It is also, by the same token, an institution that will die with its owners— both through lack of suitable subsequent owners, and through the dwindling of a clientèle prepared to expect the very best, and to have the taste and education to be its unrelenting critics.

Here there are no concessions to the vagaries of trend or fashion, and a client is respected exclusively for his knowledge, and for the finesse of his palate: known members of the underworld mix freely with respectable citizens, artists dine next to politicians—the good, the bad and the downright ugly. The only and inflexible requirement is a passion for the very best cuisine. A client’s wealth or status is of no consequence: if he truly understands good food he commands respect, if not he is not encouraged to frequent.

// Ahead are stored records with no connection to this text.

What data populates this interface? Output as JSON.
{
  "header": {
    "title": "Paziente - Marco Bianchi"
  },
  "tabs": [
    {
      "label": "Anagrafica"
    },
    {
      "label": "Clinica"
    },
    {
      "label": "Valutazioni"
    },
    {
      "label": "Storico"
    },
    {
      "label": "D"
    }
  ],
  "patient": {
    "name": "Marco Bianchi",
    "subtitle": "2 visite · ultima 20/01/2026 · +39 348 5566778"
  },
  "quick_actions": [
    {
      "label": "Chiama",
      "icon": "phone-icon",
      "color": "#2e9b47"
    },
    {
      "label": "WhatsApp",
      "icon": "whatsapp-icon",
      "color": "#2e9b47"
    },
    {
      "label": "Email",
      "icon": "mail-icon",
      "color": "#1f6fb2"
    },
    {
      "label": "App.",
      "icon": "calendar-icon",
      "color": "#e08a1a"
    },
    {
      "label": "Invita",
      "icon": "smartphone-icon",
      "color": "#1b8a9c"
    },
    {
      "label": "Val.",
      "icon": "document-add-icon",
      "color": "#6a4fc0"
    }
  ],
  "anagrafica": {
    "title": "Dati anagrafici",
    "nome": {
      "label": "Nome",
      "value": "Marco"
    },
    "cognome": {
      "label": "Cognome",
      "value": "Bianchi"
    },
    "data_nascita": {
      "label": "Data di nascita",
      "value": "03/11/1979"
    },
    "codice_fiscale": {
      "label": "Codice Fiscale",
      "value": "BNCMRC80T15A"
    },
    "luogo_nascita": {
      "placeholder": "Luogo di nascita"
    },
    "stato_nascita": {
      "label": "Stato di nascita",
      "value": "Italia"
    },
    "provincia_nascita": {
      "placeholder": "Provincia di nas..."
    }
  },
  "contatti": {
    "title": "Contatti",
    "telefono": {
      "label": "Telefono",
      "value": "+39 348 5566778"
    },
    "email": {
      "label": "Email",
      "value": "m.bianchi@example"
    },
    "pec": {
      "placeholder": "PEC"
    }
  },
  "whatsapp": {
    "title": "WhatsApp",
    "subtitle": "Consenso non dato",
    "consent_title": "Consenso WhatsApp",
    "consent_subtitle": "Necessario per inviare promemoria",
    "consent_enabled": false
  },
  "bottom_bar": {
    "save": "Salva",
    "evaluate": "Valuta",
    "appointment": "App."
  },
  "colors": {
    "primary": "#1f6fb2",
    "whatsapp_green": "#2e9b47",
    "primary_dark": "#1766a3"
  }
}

While prices are necessarily steep, they are by no means the highest in town, and it is not unknown for the bill to be distinctly lenient for those with good credentials but of impoverished means. It was on these simple and egalitarian premises that a myth had been built by the present owner’s grandfather at the turn of the 20th century, and it was Monsieur Olivier’s greatest regret that it was destined to die with him.

It was to this unprepossessing pale yellow stucco building, this temple of epicurean delights perched above the Corniche Kennedy and overlooking the bay of Marseille, that Jonathan McKinty was headed. He had discussed his meal earlier with the proprietor on the telephone, as was the established custom, and he was looking forward to losing himself in the experience which awaited him. In these matters nothing was ever left to chance: just one of Monsieur Olivier's many foibles.

Speeding up the steep drive, McKinty gave the conventional two shorts and a long on his car horn. He pulled up sharply by the staircase leading to the terrace where a familiar waiter smiled in welcome, shook his hand with the friendship of old acquaintance, then took McKinty's place at the wheel and drove the car off with brio to the parking lot behind the building.

Jonathan pushed his way through the glass doors, and Monsieur Olivier approached with dignified bearing, made only more so by his sleek, well-dressed corpulence; he appeared to float solemnly, rather than to walk. Proffering his usual grave greeting, with only a vestigial smile, he escorted Jonathan to his favourite corner table without the slightest show of emotion. Olivier's steady countenance was a study in impassivity. McKinty sank slowly into his banquette seat and took in the view through the large plate glass windows.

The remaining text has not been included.